Société

25 ans de prison pour un Gabonais jugé pour fraude fiscale en Afrique du Sud

Un ressortissant gabonais aurait été condamné à une peine exceptionnellement lourde pour une fraude fiscale évaluée à environ 2 milliards de FCFA.

Selon une information encore isolée qui circule ces derniers jours, un Gabonais aurait été condamné le 10 juillet à 25 ans de prison ferme par un tribunal sud-africain spécialisé dans les crimes commerciaux, pour une fraude fiscale massive. Une peine rare, qui interroge sur le sort des Gabonais installés à l'étranger et sur la vigilance nécessaire face aux montages financiers douteux.

Façade d'un bâtiment de justice
Un tribunal sud-africain spécialisé dans les crimes commerciaux aurait prononcé une peine de 25 ans de prison (illustration).

Une peine hors norme prononcée à Palm Ridge

D'après les informations recueillies, un homme identifié comme André Claude Dickoumba-De-Diguela, présenté comme ressortissant gabonais, aurait été condamné à 25 ans de prison ferme par le tribunal spécialisé dans les crimes commerciaux de Palm Ridge, en Afrique du Sud. La décision aurait été rendue le 10 juillet, pour des faits de fraude fiscale évalués à près de 2 milliards de FCFA.

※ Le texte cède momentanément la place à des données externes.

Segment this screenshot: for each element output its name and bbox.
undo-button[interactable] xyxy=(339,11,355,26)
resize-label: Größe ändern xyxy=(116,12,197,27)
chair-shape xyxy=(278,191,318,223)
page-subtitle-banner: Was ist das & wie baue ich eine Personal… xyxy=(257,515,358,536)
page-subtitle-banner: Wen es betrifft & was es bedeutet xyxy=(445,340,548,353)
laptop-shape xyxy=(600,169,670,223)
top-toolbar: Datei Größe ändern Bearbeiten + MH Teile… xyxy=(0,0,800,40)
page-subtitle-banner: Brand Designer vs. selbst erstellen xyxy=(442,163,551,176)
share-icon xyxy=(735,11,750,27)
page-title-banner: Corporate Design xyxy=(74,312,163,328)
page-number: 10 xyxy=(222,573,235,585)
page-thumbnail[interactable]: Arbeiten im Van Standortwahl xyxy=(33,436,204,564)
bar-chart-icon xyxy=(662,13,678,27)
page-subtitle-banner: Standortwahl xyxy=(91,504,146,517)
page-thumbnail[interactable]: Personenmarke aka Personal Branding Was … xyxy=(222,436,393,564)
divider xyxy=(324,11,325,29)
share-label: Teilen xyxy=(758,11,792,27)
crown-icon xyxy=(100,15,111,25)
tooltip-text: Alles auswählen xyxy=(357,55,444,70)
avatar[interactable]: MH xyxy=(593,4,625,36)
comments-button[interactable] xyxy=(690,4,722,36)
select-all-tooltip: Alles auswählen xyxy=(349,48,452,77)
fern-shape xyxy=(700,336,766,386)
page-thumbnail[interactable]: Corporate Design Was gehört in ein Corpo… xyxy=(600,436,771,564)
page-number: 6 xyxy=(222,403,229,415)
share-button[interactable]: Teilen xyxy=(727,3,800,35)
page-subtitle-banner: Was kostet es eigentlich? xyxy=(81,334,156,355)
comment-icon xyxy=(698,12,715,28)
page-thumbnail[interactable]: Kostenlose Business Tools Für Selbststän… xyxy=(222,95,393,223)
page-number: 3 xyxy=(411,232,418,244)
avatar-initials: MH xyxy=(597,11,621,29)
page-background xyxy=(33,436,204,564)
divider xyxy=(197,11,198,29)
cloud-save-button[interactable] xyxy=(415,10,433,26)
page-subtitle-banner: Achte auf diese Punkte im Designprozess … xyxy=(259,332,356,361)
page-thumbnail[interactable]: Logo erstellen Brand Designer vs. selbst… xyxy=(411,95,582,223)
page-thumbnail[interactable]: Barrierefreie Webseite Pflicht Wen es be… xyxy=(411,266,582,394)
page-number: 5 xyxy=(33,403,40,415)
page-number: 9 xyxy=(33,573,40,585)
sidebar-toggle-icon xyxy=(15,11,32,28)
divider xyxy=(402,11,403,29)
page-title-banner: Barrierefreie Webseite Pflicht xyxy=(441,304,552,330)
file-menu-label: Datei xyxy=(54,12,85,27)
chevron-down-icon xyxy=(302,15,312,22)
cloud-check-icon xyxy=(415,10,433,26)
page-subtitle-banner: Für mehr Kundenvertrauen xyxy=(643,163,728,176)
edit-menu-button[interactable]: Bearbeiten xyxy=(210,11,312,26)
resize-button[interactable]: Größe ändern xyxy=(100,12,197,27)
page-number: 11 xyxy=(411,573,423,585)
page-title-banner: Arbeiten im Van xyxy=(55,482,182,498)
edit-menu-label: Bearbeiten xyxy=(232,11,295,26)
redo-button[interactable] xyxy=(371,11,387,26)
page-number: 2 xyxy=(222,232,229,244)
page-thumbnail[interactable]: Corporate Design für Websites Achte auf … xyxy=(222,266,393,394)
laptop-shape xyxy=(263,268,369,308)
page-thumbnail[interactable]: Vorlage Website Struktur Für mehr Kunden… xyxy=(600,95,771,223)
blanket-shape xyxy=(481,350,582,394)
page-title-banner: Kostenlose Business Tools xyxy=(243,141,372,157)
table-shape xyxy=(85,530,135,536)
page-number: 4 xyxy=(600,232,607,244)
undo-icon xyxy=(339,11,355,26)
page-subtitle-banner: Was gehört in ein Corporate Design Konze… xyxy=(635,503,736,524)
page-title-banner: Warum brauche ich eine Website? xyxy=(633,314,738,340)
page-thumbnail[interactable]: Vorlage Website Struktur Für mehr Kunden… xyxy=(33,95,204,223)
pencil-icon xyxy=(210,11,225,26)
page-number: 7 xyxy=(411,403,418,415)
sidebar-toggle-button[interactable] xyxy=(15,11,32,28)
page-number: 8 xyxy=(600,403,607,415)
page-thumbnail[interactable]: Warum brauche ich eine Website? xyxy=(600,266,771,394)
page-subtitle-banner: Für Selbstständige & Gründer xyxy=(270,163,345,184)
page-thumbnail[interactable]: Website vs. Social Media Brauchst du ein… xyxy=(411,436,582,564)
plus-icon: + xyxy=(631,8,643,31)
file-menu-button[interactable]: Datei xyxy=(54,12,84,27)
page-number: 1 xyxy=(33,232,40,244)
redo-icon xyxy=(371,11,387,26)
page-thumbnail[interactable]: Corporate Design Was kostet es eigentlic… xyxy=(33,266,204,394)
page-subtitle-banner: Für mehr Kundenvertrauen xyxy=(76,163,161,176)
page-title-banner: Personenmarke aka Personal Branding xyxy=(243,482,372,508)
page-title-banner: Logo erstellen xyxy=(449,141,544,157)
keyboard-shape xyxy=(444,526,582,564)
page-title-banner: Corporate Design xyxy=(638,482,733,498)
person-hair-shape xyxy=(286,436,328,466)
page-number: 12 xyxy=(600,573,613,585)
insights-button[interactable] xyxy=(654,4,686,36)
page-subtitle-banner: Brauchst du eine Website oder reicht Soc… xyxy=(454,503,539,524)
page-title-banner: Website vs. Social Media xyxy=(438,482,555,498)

Si les chiffres se confirment, il s'agirait d'une des sanctions les plus lourdes jamais prononcées dans ce pays pour ce type de délit. À ce stade, cette information provient d'une source unique et n'a pas encore pu être recoupée de façon indépendante. Nous appelons donc à la prudence sur les détails de la procédure, tout en portant ce dossier à la connaissance de nos lecteurs, tant il concerne directement la communauté gabonaise établie hors du pays.

Ce que recouvre une « fraude fiscale massive »

Dans le jargon judiciaire sud-africain, une fraude fiscale de cette ampleur désigne généralement un système organisé de dissimulation de revenus ou de fausses déclarations destiné à échapper à l'impôt, souvent via des sociétés-écrans ou des circuits financiers complexes. Les autorités fiscales sud-africaines, réputées pour leur sévérité en matière de criminalité économique, disposent d'unités judiciaires dédiées — comme celle de Palm Ridge — pour traiter ces dossiers lourds.

À ce jour, ni la nature exacte du montage financier reproché, ni les modalités d'un éventuel appel, ne sont connues avec certitude. La présomption d'innocence s'applique jusqu'à l'épuisement des voies de recours, et nous n'avons pas la confirmation que la décision soit définitive.

Et pour les Gabonais de la diaspora ?

Cette affaire, si elle se confirme, rappelle une réalité souvent sous-estimée : les ressortissants gabonais installés à l'étranger, notamment ceux qui font des affaires dans des pays aux législations fiscales strictes comme l'Afrique du Sud, s'exposent à des sanctions très différentes de celles connues au Gabon. Vingt-cinq ans de détention, c'est une vie qui bascule, une famille loin du pays, et souvent des biens saisis.

Pour les autorités consulaires gabonaises, ce type de dossier pose la question du suivi et de l'accompagnement juridique des compatriotes confrontés à la justice à l'étranger. Nous continuerons de suivre cette affaire et de vérifier les éléments dès qu'une source supplémentaire nous permettra de confirmer l'identité du condamné, la teneur exacte des faits et l'état de la procédure.